Glaucoma is a dangerous pathology in which the patient’s pressure constantly or periodically increases and the blood circulation of the eyes is impaired.If glaucoma is left untreated, these disorders contribute to the gradual death of the optic nerve, which sooner or later causes blindness.

Glaucoma symptoms

As a rule, at the very beginning of the disease, a person is not worried about anything. Visual impairment occurs when more than half of the optic nerve is affected. At this stage, glaucoma is accompanied by discomfort in the eye (pain, heaviness, fogging, pain, the appearance of a “mesh”), patients complain of deterioration of vision in the dark.

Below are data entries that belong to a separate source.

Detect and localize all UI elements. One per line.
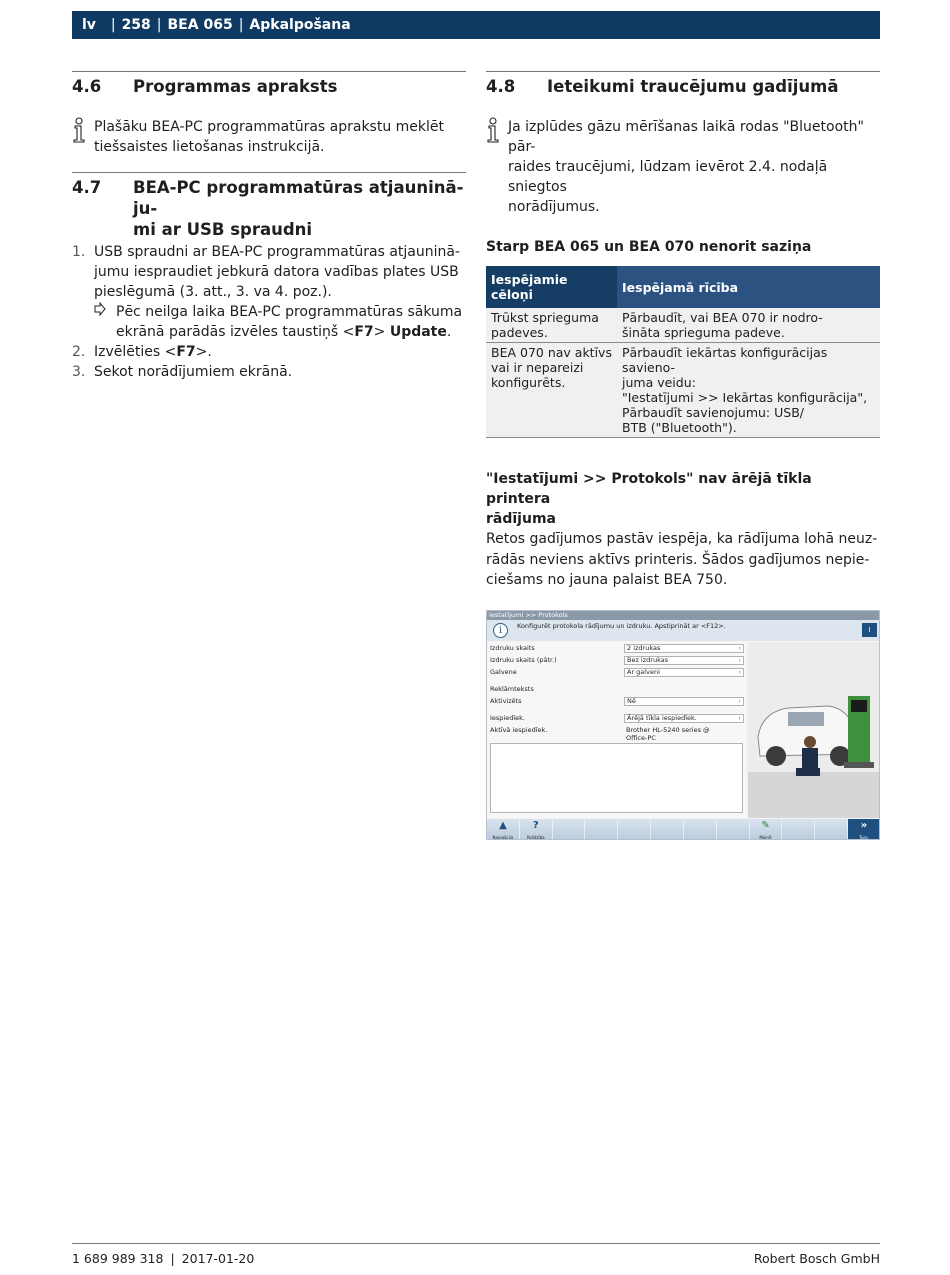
info-note: Plašāku BEA-PC programmatūras aprakstu meklēt tiešsaistes lietošanas instrukcijā.	[72, 117, 466, 157]
form-row: Izdruku skaits 2 izdrukas ›	[490, 644, 746, 653]
f8-key[interactable]	[717, 819, 750, 840]
monitor-icon: I	[862, 623, 877, 637]
printer-paragraph: Retos gadījumos pastāv iespēja, ka rādījuma lohā neuz- rādās neviens aktīvs printeris. Šādos gadījumos nepie- ciešams no jauna palaist BEA 750.	[486, 531, 878, 588]
help-icon: ?	[532, 819, 539, 831]
f4-key[interactable]	[585, 819, 618, 840]
copies-repeat-select[interactable]: Bez izdrukas ›	[624, 656, 744, 665]
info-icon: i	[493, 623, 508, 638]
list-item: 1. USB spraudni ar BEA-PC programmatūras atjauninā- jumu iespraudiet jebkurā datora vadības plates USB pieslēgumā (3. att., 3. va 4. poz.). Pēc neilga laika BEA-PC programmatūras sākuma ekrānā parādās izvēles taustiņš <F7> Update.	[72, 244, 463, 340]
doc-number: 1 689 989 318	[72, 1251, 164, 1266]
f3-key[interactable]	[553, 819, 586, 840]
form-row: Iespiedīek. Ārējā tīkla iespiedīek. ›	[490, 714, 746, 723]
arrow-right-icon	[94, 302, 116, 342]
f10-key[interactable]	[782, 819, 815, 840]
update-steps-list	[72, 242, 466, 382]
copies-select[interactable]: 2 izdrukas ›	[624, 644, 744, 653]
doc-date: 2017-01-20	[181, 1251, 255, 1266]
subheading-printer: "Iestatījumi >> Protokols" nav ārējā tīkla printera rādījuma	[486, 471, 812, 527]
footer-divider	[72, 1243, 880, 1244]
function-key-bar	[487, 819, 880, 840]
screenshot-info-bar: i Konfigurēt protokola rādījumu un izdruku. Apstiprināt ar <F12>. I	[487, 620, 880, 641]
header-product: BEA 065	[167, 17, 233, 33]
right-column	[486, 71, 880, 840]
workshop-photo	[748, 642, 880, 818]
f11-key[interactable]	[815, 819, 848, 840]
list-item: 2. Izvēlēties <F7>.	[72, 344, 212, 360]
section-4-7-heading: 4.7 BEA-PC programmatūras atjaunināju- mi ar USB spraudni	[72, 172, 466, 240]
table-row: BEA 070 nav aktīvs vai ir nepareizi konfigurēts. Pārbaudīt iekārtas konfigurācijas savieno- juma veidu: "Iestatījumi >> Iekārtas konfigurācija", Pārbaudīt savienojumu: USB/ BTB ("Bluetooth").	[486, 343, 880, 438]
result-item: Pēc neilga laika BEA-PC programmatūras sākuma ekrānā parādās izvēles taustiņš <F7> Update.	[94, 302, 462, 342]
troubleshooting-table	[486, 266, 880, 438]
settings-form	[487, 642, 746, 818]
page-header-bar: lv | 258 | BEA 065 | Apkalpošana	[72, 11, 880, 39]
company-name: Robert Bosch GmbH	[753, 1251, 880, 1266]
f9-change-button[interactable]: ✎ Mainīt	[750, 819, 783, 840]
list-item: 3. Sekot norādījumiem ekrānā.	[72, 364, 293, 380]
form-row: Galvene Ar galveni ›	[490, 668, 746, 677]
info-icon	[72, 117, 94, 157]
f5-key[interactable]	[618, 819, 651, 840]
double-chevron-right-icon: »	[860, 819, 868, 831]
form-row: Izdruku skaits (pātr.) Bez izdrukas ›	[490, 656, 746, 665]
info-note: Ja izplūdes gāzu mērīšanas laikā rodas "Bluetooth" pār- raides traucējumi, lūdzam ievērot 2.4. nodaļā sniegtos norādījumus.	[486, 117, 880, 217]
screenshot-title: Iestatījumi >> Protokols	[487, 611, 880, 620]
table-header-row: Iespējamie cēloņi Iespējamā rīcība	[486, 266, 880, 308]
f2-help-button[interactable]: ? Palīdzība	[520, 819, 553, 840]
chevron-right-icon: ›	[738, 667, 741, 676]
chevron-right-icon: ›	[738, 713, 741, 722]
edit-icon: ✎	[761, 819, 770, 831]
chevron-right-icon: ›	[738, 655, 741, 664]
subheading-no-communication: Starp BEA 065 un BEA 070 nenorit saziņa	[486, 239, 812, 255]
ad-text-area[interactable]	[490, 743, 743, 813]
table-row: Trūkst sprieguma padeves. Pārbaudīt, vai BEA 070 ir nodro- šināta sprieguma padeve.	[486, 308, 880, 343]
form-row: Aktīvā iespiedīek. Brother HL-5240 series @ Office-PC	[490, 725, 710, 742]
header-select[interactable]: Ar galveni ›	[624, 668, 744, 677]
info-icon	[486, 117, 508, 217]
section-4-8-heading: 4.8 Ieteikumi traucējumu gadījumā	[486, 71, 880, 97]
section-4-6-heading: 4.6 Programmas apraksts	[72, 71, 466, 97]
ad-text-activated-select[interactable]: Nē ›	[624, 697, 744, 706]
form-row: Aktivizēts Nē ›	[490, 697, 746, 706]
header-lang: lv	[82, 17, 96, 33]
chevron-right-icon: ›	[738, 643, 741, 652]
header-chapter: Apkalpošana	[249, 17, 351, 33]
form-section-label: Reklāmteksts	[490, 684, 534, 693]
left-column	[72, 71, 466, 382]
protocol-settings-screenshot	[486, 610, 880, 840]
chevron-right-icon: ›	[738, 696, 741, 705]
header-page-number: 258	[121, 17, 151, 33]
f12-continue-button[interactable]: » Turp.	[848, 819, 880, 840]
printer-select[interactable]: Ārējā tīkla iespiedīek. ›	[624, 714, 744, 723]
f1-navigation-button[interactable]: ▲ Navigācija	[487, 819, 520, 840]
triangle-up-icon: ▲	[499, 819, 507, 831]
f6-key[interactable]	[651, 819, 684, 840]
f7-key[interactable]	[684, 819, 717, 840]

Most often, a person comes to the doctor when most of the vision has already been lost. Rarely, with a sudden increase in intraocular pressure, acute symptoms appear: severe and sharp pain in the eye, redness, vomiting. Such an attack indicates the development of angle-closure glaucoma and requires immediate medical attention and medicinal or surgical pressure reduction.

To avoid such conditions and prevent loss of vision, our doctors recommend that you be attentive to the condition of your eyes and, after 40 years, undergo regular examinations by an ophthalmologist, and if even minor changes appear, you should be urgently examined.

Causes of glaucoma

The main reason for the development of primary glaucoma is age-related changes that appear after 40 years. Hypertension, coronary heart disease, diabetes mellitus, and the use of hormonal medications (for example, in case of thyroid dysfunction) also contribute to the onset of the disease. Regular examinations are also necessary if your close relatives have suffered or are suffering from glaucoma.

A disease that was detected on time is much easier to treat, including medication, and laser or surgical operations allow you to avoid complete loss of vision.

Diagnostics of glaucoma

The complex of procedures includes:

  • examination of visual acuity;
  • study of intraocular pressure and eye hydrodynamics;
  • examination of the fundus;
  • biomicroscopy of the anterior part of the eye;
  • examination of the peripheral and central visual fields;
  • assessment of the condition of the optic nerve head.